As Arturo Vargas, executive director of the National Association of Latino Elected and Appointed Officials, puts it: "This was a good year to be a Republican Hispanic candidate."
Bridging The Gap
Vargas cites big wins for Hispanic Republicans at both the state and federal levels, including the governorships in New Mexico and Nevada, and seven new members in the U.S. House of Representatives. Now that the GOP has demonstrated its ability to run strong candidates, Vargas says, the challenge is to bring more Latino voters into the fold.
"Certainly, the Republican Party is being given the opportunity on a silver platter to ... reach across the aisle, to bridge the gap between the Republican Party and the Latino community," Vargas says.

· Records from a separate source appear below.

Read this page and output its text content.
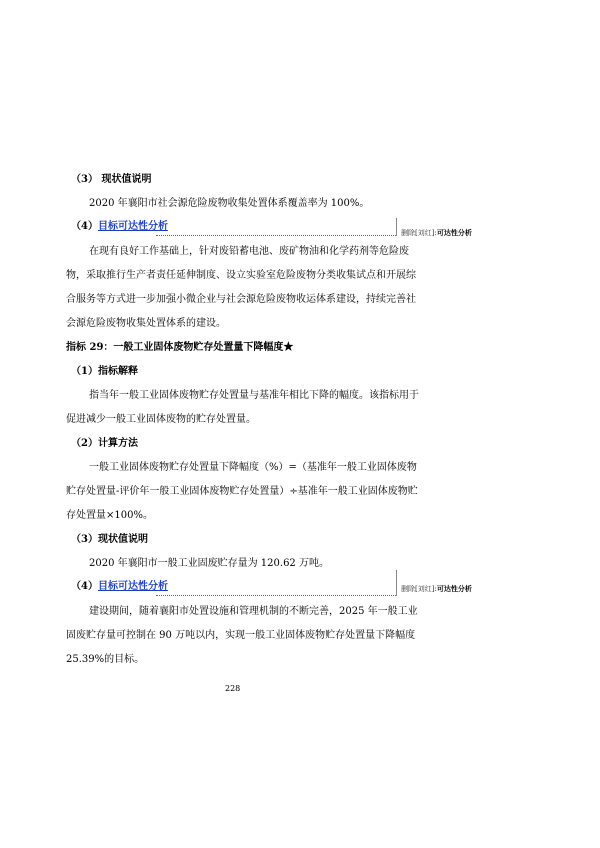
（3） 现状值说明
2020 年襄阳市社会源危险废物收集处置体系覆盖率为 100%。
（4）目标可达性分析
删除[刘红]:可达性分析
在现有良好工作基础上，针对废铅蓄电池、废矿物油和化学药剂等危险废
物，采取推行生产者责任延伸制度、设立实验室危险废物分类收集试点和开展综
合服务等方式进一步加强小微企业与社会源危险废物收运体系建设，持续完善社
会源危险废物收集处置体系的建设。
指标 29：一般工业固体废物贮存处置量下降幅度★
（1）指标解释
指当年一般工业固体废物贮存处置量与基准年相比下降的幅度。该指标用于
促进减少一般工业固体废物的贮存处置量。
（2）计算方法
一般工业固体废物贮存处置量下降幅度（%）=（基准年一般工业固体废物
贮存处置量-评价年一般工业固体废物贮存处置量）÷基准年一般工业固体废物贮
存处置量×100%。
（3）现状值说明
2020 年襄阳市一般工业固废贮存量为 120.62 万吨。
（4）目标可达性分析	删除[刘红]:可达性分析
建设期间，随着襄阳市处置设施和管理机制的不断完善，2025 年一般工业
固废贮存量可控制在 90 万吨以内，实现一般工业固体废物贮存处置量下降幅度
25.39%的目标。
228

At a recent news conference in Austin, Texas, Juan Hernandez of the political action committee Hispanic Republicans of Texas celebrated record gains in the state legislature, noting how far the group has come.
"And it was definitely not cool to be Hispanic, Republican, conservative, but it's getting cooler and cooler, isn't it?" Hernandez said.
A Bigger Tent
Republican National Committee Chairman Michael Steele agrees that there is a shift happening in the Grand Old Party.
"This is not your mama and your daddy's Republican Party anymore," Steele says.
Republican Gov.-elect Nikki Haley thanks supporters at a restaurant the day after being elected South Carolina's first female governor and the second Indian-American governor in the country.
Republican Gov.-elect Nikki Haley thanks supporters at a restaurant the day after being elected South Carolina's first female governor and the second Indian-American governor in the country. David Goldman/AP
Steele says he was frustrated to see so few minority delegates at the 2008 Republican National Convention, and the RNC has been working since to diversify its voices.
"I think we've got the flaps open. We'll see how big the tent will become," Steele says.
Downplaying The Significance
Steele says increasing diversity within the GOP is a trend that is overdue. But some minority Republicans are playing down the significance.
In South Carolina, Gov.-elect Nikki Haley says what she hopes to accomplish in office is more important than being the state's first female governor or her Indian-American heritage.
Rep.-elect Tim Scott, the first African-American Republican elected to Congress from South Carolina since Reconstruction, had a similar message for his supporters on election night.
"All we hear is the issue: He's a black Republican," Scott said. "I gotta tell you: I'm black, I'm proud, I've got a bald head and my style is beautiful. But let me just tell you the truth: All those things don't matter."
New Party Members, But Same Face?
Scott and Rep.-elect Allen West of Florida will be the first black Republicans in Congress since former Rep. J.C. Watts of Oklahoma retired seven years ago.
Still, David Bositis, senior political analyst with the Joint Center for Political and Economic Studies, does not expect the new members to have much impact on the Republican agenda.
"Having two African-Americans out of [about 240 Republican seats] in the House of Representatives is not going to change the fact that the Republican Party represents white people," Bositis says.
Bositis says older whites are still the GOP voter base, which is reflected in the party's caucus.
"If you had a group picture of the Republican members of the Congress, and if you wanted to use Photoshop to distill it into one face, it would probably look like former Sen. Trent Lott," Bositis says.
The former Mississippi senator aside, Republicans are hoping their new faces will help bring in new voters in 2012.